All men have particular inherent and inalienable rights, since all men are created the same, that being equally free and independent; such rights include both the enjoyment and defense of liberty and life; the right to acquire property and reputation as well as the right to possess and defend such; the right to pursue one’s own happiness. For such rights to be secured, governments of men are formed, these government derives their powers from the agreement and consent of those over whom they govern. AR Canst.
Art. 2, § 2
For the purpose of their common defense, State citizens have the right to possess and bear arms.
AR Canst. Art. 2, § 5
Chapter 72 (Weapons) and Title 5 (Criminal Offenses) outlines the Arkansas sate statutes with regard to weapons.
The Arkansas law does not state any knives or edged arms as being forbidden items.
Notes On Sale/Transfer:
In Arkansas, prohibitions do no exist for the sale of edged arms or knives. Selling a “deadly weapon” to an underage individual who does not have the permission of their parent or guardian is prohibited. § 5-73-109.
Under the weapon carry statute, the term “deadly weapon” is not defined, however, “knife” has the meaning of a bladed hand instrument which is three (3) inches in length or longer and has the capability to cause death or significant physical harm by a cutting or stabbing action. § 5-73-120(a)(4).
Notes On Concealment/Carrying:
The matter of concealment is not an issue. The crucial element is the unlawful intent.
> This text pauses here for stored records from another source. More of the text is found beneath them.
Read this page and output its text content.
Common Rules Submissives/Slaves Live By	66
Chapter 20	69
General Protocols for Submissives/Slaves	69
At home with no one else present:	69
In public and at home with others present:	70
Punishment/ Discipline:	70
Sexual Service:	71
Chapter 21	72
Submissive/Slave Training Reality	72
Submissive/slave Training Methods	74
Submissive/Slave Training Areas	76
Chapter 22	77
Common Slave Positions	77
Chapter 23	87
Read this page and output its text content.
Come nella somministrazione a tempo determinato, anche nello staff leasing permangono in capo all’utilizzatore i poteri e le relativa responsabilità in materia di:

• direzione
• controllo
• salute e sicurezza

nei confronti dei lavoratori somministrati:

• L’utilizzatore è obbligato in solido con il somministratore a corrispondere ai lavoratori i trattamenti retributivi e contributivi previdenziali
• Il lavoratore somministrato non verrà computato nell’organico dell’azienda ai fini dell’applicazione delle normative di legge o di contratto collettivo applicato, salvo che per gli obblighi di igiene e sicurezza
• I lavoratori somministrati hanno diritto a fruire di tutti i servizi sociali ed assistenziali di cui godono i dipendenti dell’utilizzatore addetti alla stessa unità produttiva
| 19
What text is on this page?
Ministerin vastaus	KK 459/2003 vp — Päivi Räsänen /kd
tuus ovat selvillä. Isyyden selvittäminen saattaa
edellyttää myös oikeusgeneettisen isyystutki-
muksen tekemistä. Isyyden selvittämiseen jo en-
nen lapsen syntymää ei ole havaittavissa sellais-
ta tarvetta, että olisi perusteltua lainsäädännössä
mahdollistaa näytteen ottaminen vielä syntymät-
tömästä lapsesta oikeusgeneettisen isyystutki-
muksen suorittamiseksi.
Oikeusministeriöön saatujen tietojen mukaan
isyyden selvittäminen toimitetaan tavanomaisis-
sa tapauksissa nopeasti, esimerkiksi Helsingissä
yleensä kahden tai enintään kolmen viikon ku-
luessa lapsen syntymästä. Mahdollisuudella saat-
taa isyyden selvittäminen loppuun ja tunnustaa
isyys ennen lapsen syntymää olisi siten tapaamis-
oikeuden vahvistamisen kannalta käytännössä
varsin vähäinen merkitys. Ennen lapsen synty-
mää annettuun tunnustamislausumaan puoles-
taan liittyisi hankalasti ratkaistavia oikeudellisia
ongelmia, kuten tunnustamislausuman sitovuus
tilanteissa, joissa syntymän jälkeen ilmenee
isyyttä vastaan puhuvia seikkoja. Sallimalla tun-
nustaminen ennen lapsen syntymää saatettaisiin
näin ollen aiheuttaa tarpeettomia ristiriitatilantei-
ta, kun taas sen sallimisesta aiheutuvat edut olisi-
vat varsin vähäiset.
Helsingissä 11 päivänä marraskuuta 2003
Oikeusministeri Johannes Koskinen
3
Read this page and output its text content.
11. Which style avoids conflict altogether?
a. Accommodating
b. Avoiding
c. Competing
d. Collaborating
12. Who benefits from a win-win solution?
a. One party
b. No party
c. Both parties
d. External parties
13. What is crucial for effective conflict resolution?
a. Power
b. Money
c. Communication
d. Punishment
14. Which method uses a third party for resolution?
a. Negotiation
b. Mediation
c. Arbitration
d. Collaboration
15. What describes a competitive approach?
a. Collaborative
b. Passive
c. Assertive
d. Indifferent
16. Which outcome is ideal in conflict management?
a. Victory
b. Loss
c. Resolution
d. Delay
The possession or carrying of a knife on or around one’s person with the intent of unlawful use is considered an offense.
(a)The offense of carrying a weapon is committed when a person is in possession of a knife, club or handgun, on or around one’s person, in a vehicle which they are an occupant of, or in a place at their ready disposal and have the intent to use the knife, club or handgun unlawfully as a weapon.
(b) Related to this section:
(4) “Knife” has the meaning of a bladed hand instrument which is three (3) inches in length or longer and has the capability to cause death or significant physical harm by a cutting or stabbing action, this includes a cane, a razor, an ice pick, a throwing star, a butterfly knife, a switchblade knife, a dirk, a sword or a spear.
Notes On Critical Dimensions:
Within the carrying with intent statute, this applies to blades which are three inches in length or longer.
This applies to knives, but not to firearms. § 14-54-1411
Notes On Schools: Carrying deadly weapons in buildings or facilities which are publicly-owned is not allowed.
This information that is presented as a brief description of the laws and not as any kind of legal advice. aStraightArrow will not and cannot be a legal service provider. The use of the site does not create any sort of client/lawyer relationship. The knife laws are interpreted differently by prosecuting attorneys, enforcement officers, and judges. aStraightArrow suggests you consult legal counsel for further guidance.